God’s chosen people, Israel of old, the Church of today, you and me, were ready to be thrown into the winepress of His wrath. Indeed, that is all that we deserve for living no different than the world. But then our situation changed entirely. “Thus says the Lord, ‘As the new wine is found in the cluster, and they say, “Do not destroy it, for there is a blessing in it,” so I will do for my servants’ sake, and not destroy them all.’” There is a blessing in the cluster, new wine, and for the sake of that blessing, the cluster will be spared the winepress. In the days of Isaiah, God didn’t destroy all His people, but preserved a remnant; one cluster was spared the winepress. That cluster was spared for the sake of the promise it carried, the seed of a woman, the promised Messiah Jesus Christ. For His sake they were spared, so that salvation could come to all people.

Sin must be punished by God’s righteous wrath; it must be put through the winepress. God in His justice demands payment. “I will not keep silent, but I will repay; I will indeed repay into their bosom both your iniquities and your father’s iniquities together.” God demands payment, and when Jesus, the Messiah, came as God in the flesh, He freely, willingly paid the price. He was put through the winepress of God’s wrath upon the cross for you, He felt the fire of God’s anger over your sin and the sin of the entire world. God repays Christ for your rebellion! The terrible wrath that God promised in Isaiah 63 describes Christ’s own death in your place.
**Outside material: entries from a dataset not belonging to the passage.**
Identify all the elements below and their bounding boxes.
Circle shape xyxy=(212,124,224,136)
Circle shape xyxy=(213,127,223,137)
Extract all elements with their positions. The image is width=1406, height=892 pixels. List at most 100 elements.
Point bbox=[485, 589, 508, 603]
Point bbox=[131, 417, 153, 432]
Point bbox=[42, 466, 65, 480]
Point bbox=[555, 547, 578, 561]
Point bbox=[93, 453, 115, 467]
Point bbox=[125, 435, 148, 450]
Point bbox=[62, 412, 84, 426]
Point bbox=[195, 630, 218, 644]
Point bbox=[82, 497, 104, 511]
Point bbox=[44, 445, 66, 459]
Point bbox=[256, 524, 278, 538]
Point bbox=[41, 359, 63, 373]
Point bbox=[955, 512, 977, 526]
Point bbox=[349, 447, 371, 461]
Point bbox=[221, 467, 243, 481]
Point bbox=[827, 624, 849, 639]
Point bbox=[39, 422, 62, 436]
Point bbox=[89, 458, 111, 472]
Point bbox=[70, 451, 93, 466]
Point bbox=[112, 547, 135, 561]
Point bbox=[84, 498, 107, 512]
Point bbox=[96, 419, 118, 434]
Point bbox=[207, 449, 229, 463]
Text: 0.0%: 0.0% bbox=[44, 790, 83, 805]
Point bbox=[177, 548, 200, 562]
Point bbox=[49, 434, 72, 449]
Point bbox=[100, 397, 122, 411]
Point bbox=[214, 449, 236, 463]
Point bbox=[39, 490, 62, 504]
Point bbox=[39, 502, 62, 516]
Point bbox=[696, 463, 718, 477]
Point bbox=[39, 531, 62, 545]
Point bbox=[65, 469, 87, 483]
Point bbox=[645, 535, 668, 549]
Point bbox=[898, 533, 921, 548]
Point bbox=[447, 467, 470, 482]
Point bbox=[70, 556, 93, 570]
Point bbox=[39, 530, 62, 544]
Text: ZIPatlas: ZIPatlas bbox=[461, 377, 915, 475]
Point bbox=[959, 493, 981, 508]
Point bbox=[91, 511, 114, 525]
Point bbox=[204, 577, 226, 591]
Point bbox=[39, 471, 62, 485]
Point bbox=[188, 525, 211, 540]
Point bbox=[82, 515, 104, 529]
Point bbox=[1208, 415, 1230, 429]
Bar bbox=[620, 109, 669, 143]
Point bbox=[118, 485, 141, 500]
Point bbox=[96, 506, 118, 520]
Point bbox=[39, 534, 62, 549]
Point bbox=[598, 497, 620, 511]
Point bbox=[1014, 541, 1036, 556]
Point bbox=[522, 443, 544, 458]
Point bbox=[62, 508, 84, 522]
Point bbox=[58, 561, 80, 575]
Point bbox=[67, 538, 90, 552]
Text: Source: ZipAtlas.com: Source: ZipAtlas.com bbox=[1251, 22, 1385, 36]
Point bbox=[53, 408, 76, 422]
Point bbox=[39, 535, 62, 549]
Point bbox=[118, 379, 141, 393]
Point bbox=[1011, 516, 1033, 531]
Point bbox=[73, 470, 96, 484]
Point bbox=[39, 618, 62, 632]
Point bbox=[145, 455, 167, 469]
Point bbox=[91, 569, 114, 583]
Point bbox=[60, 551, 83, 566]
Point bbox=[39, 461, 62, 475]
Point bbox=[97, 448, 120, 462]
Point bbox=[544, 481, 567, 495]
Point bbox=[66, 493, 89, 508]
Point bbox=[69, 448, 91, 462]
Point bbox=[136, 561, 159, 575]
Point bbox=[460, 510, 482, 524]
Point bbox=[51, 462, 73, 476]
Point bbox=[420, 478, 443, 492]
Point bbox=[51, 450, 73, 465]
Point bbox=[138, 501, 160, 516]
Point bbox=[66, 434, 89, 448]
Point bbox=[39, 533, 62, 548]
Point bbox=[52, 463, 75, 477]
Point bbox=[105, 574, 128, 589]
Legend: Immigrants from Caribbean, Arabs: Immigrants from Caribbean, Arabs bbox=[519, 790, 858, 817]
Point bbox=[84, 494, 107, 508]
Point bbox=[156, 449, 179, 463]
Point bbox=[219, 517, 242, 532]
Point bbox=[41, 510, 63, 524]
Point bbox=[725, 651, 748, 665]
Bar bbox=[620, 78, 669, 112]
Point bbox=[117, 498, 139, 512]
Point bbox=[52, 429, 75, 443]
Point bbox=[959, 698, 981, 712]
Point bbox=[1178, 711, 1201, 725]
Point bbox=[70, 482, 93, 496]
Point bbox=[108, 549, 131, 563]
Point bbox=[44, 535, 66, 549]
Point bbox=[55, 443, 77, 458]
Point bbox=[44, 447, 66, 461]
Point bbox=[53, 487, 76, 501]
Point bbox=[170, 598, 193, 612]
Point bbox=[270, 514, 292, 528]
And so you are spared from God’s wrath; He says of you, “Do not destroy it, for there is a blessing in it.” You are delivered from God’s righteous wrath because there is a blessing in the cluster, and that blessing is Christ Himself. As Saint Paul declares in our Epistle lesson, “In Christ Jesus you are all sons of God, through faith. For as many of you as were baptized into Christ have put on Christ.” Through baptism into Christ, through faith in Christ, there is a blessing in the cluster, and you are spared from God’s wrath. Christ delivers the remnant from the winepress of God’s wrath, giving to them an eternal inheritance.

“I will bring forth offspring from Jacob, and from Judah possessors of my mountains; my chosen shall possess it, and my servants shall dwell there.” Those who are claimed by Christ, who belong to God as His beloved children through their baptism into Jesus’ death and resurrection, are inheritors of God’s mountains. Christ died in their place, for His sake they were spared from eternal death, and so they will live forever upon the mountains of God, the mountains of His peace, the mountains of His joy, the mountains where He dwells. There we will dwell with the nations; the Church, the forgiven, will be gathered from every corner of this world and from every generation to enjoy the riches that Christ has won for them. You will live, even though you die, in a new creation filled with perfect peace and joy. He has an inheritance for you, the new heavens and the new earth, described later in Isaiah chapter 65. “I will rejoice in Jerusalem, and be glad in my people; no more shall be heard in it the sound of weeping and the cry of distress.” We rejoice today, and we will rejoice forever, for we are the forgiven, we are the Church, offspring from Jacob that come out of every land and nation and language, who together will dwell on God’s holy mountains forever. In the Name of Jesus, the blessing in the cluster who spares the cluster from the winepress, Amen.